# Ames or Inline Tube?



## MO Goat (Apr 7, 2011)

I'm going to order new brake lines and fuel lines before I put the body back on and wanted to know if anyone has had experience with either company?

I've seen some mixed reviews for ILT, but I know there are two sides to every story so thought I'd get a wider range of opinions.

I'm thinking of going with stainless and I'll also need the front parking brake cable assembly.

Thanks!


----------



## jmt455 (Mar 26, 2012)

I've used parts from both companies and have had excellent results with both.

I know some of what Ames sells is made by Classic Tube, Inline Tube or The Right Stuff.

The stainless lines will stay pretty, but they are more difficult to work with. 
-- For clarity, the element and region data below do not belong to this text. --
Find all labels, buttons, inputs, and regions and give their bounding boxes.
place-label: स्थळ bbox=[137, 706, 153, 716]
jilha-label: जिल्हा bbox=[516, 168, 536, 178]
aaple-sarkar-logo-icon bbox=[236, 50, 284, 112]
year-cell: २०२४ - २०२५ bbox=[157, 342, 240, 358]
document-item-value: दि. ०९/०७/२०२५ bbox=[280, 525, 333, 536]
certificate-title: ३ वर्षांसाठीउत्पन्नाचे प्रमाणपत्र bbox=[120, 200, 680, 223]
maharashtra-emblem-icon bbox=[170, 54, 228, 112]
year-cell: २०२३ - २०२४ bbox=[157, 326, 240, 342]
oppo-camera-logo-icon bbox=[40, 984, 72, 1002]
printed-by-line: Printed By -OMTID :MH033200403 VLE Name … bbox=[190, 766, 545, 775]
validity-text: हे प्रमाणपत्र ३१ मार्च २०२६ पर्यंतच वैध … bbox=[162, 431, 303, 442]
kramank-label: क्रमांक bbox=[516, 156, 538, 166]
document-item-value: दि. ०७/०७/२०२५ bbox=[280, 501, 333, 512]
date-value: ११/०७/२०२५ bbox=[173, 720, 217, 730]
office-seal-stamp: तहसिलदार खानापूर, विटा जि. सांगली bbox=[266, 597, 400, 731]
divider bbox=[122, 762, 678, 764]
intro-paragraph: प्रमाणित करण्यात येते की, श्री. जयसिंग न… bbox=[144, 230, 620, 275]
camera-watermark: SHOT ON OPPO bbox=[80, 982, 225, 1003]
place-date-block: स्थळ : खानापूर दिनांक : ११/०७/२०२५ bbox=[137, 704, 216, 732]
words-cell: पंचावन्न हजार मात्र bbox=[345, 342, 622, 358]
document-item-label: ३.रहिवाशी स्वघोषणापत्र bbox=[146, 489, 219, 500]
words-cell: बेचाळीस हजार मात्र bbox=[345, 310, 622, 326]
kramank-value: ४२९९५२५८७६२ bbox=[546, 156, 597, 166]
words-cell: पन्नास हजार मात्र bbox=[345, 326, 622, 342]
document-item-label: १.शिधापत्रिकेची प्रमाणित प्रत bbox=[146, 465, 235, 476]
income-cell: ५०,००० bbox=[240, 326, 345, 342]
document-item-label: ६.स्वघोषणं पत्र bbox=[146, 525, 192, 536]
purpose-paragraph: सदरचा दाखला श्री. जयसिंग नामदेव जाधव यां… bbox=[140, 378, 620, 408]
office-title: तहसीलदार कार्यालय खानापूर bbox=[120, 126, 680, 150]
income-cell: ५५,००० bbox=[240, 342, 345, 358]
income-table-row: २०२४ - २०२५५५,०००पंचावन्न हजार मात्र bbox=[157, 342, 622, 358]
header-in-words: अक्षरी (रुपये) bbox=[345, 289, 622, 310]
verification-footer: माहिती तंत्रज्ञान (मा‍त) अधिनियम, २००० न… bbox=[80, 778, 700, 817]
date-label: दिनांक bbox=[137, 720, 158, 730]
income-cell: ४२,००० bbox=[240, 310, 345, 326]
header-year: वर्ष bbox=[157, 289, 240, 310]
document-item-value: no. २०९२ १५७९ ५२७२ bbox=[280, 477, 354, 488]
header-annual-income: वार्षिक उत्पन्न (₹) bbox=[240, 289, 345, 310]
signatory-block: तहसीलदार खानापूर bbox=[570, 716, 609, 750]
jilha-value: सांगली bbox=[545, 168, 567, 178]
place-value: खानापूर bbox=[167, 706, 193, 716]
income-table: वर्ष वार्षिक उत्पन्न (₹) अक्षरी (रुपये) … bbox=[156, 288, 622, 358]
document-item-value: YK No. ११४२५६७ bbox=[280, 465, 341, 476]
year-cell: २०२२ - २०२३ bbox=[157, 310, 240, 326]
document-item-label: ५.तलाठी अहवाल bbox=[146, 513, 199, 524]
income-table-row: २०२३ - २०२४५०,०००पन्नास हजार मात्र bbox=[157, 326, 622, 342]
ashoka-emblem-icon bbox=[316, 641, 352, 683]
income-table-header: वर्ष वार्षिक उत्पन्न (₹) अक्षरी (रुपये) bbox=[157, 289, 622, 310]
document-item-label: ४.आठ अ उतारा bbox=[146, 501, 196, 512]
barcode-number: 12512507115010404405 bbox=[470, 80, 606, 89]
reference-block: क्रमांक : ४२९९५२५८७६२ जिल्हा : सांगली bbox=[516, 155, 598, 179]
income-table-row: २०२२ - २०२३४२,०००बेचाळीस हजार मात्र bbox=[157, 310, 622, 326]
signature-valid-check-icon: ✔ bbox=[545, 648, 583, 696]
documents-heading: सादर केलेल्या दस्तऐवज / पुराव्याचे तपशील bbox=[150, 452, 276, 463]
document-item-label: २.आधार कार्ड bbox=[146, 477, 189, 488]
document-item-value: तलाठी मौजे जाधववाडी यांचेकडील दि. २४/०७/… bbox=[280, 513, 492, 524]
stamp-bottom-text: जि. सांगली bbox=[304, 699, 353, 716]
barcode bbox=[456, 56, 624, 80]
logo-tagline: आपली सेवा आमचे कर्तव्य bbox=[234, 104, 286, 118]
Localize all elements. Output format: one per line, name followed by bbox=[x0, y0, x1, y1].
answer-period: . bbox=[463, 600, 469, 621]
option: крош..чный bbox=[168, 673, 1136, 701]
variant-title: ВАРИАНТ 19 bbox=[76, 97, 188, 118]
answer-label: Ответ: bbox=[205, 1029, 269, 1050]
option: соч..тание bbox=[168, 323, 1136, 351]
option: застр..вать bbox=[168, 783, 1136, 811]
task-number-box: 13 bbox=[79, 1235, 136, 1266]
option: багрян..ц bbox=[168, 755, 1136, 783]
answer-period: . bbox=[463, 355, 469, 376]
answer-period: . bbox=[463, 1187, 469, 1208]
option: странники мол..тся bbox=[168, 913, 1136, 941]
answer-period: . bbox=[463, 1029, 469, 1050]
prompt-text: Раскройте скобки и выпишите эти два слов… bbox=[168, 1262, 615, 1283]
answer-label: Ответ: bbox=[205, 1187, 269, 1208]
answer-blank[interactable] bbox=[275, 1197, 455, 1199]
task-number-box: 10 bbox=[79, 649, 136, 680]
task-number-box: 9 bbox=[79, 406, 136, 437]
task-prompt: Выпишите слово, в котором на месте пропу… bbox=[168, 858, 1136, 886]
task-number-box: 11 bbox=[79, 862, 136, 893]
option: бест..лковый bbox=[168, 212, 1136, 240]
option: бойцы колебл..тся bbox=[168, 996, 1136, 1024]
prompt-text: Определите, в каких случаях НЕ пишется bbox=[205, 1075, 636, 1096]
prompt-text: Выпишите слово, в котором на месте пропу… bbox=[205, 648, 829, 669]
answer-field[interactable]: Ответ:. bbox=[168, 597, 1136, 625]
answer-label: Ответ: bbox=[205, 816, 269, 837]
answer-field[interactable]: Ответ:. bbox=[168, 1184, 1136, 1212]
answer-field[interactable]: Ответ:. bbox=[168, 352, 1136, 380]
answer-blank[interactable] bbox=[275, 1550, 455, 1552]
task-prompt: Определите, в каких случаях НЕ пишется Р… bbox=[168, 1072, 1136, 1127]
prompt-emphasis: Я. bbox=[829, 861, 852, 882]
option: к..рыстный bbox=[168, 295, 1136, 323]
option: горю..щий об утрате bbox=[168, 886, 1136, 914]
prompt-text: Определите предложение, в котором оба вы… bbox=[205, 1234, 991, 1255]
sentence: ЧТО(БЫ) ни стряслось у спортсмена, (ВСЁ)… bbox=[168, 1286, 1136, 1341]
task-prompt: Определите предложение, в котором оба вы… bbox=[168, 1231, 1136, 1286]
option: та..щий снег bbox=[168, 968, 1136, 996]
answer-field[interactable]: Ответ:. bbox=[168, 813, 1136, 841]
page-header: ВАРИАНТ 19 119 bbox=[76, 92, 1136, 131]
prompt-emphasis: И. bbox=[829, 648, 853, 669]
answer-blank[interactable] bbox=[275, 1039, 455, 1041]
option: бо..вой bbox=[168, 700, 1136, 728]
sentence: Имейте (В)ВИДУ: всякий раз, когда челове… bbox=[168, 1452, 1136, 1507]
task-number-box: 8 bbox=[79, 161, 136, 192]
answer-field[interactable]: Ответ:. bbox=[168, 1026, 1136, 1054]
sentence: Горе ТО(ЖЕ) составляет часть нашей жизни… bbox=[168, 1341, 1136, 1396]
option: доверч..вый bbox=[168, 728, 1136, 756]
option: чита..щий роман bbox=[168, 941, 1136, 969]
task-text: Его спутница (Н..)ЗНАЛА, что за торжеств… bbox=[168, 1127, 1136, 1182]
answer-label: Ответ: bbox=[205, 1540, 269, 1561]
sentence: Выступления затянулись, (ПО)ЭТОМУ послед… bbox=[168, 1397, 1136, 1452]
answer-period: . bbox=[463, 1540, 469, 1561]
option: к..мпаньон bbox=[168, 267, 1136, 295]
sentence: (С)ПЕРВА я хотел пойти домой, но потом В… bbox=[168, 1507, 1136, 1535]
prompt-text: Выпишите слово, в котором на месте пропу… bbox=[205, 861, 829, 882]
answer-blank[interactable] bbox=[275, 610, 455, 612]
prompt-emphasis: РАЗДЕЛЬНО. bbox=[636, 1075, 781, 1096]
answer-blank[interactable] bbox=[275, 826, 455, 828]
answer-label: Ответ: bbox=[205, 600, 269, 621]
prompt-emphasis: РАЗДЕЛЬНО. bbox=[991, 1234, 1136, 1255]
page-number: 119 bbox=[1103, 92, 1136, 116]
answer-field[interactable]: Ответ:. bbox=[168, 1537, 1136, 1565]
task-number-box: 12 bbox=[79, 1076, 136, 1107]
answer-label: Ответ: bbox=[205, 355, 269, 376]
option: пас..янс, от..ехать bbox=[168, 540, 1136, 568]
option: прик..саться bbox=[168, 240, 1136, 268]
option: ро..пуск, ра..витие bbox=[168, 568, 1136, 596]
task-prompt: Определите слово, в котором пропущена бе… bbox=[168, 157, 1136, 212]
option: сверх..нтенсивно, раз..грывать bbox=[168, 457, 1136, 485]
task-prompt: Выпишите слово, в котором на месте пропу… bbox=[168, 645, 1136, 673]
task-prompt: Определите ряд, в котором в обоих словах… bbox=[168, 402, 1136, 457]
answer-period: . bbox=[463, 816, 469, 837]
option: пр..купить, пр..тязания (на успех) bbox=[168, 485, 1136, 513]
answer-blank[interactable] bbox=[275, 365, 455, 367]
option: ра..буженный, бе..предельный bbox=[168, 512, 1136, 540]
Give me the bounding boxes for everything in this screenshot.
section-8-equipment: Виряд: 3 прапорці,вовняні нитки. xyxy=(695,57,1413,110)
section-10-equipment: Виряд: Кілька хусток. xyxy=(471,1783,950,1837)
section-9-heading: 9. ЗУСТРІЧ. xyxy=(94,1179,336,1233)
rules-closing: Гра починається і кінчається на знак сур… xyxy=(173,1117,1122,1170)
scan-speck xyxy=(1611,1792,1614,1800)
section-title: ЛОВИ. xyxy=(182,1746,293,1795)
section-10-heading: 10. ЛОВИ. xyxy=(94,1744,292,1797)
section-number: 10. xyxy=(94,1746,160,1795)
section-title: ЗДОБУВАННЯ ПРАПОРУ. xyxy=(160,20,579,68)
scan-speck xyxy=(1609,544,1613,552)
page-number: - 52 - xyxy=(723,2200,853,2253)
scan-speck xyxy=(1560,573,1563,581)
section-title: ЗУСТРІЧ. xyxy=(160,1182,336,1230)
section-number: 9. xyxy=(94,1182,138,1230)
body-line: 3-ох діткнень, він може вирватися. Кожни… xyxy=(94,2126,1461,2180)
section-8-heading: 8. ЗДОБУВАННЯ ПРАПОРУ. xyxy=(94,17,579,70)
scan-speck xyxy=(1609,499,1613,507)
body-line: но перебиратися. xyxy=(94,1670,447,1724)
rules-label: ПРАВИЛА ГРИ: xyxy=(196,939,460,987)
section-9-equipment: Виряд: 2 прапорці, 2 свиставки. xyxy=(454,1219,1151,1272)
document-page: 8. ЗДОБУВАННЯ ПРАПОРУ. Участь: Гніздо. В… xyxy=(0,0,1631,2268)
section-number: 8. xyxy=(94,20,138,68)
I have found the stainless steel lines to be more difficult to seat and seal, so leaks are more difficult to eliminate. 

Just my $.02


----------



## FlambeauHO (Nov 24, 2011)

I agree with JMT, used both with good results. Since Ames does not make their own I'd go with ILT or right stuff. You won't be disappointed with either.


----------



## kilkm68 (May 5, 2011)

Bought a front disc brake conversion kit with all new brake lines for my '68 last year from Ames. Everything fit perfectly, I was very happy with it.


----------



## MO Goat (Apr 7, 2011)

Thanks for the input and I chose to go with Inline Tube. I ordered the brake lines on Monday and while I was at it, I ordered the fuel lines....and also the full parking brake assembly w/clip set. Figured the undercarriage needed some flash so I went with stainless and the stainless fittings already attached. Should look great when installed!
I can say that ILT had great customer service, they arrived 4 days afterwards and after inspecting them tonight, the quality looks great!
I'm taking them to the shop tomorrow and I'll let you know how they fit up.


----------



## FlambeauHO (Nov 24, 2011)

Great! Some minor bending and tweaking will inevitably be required but no biggie, good luck and enjoy!


----------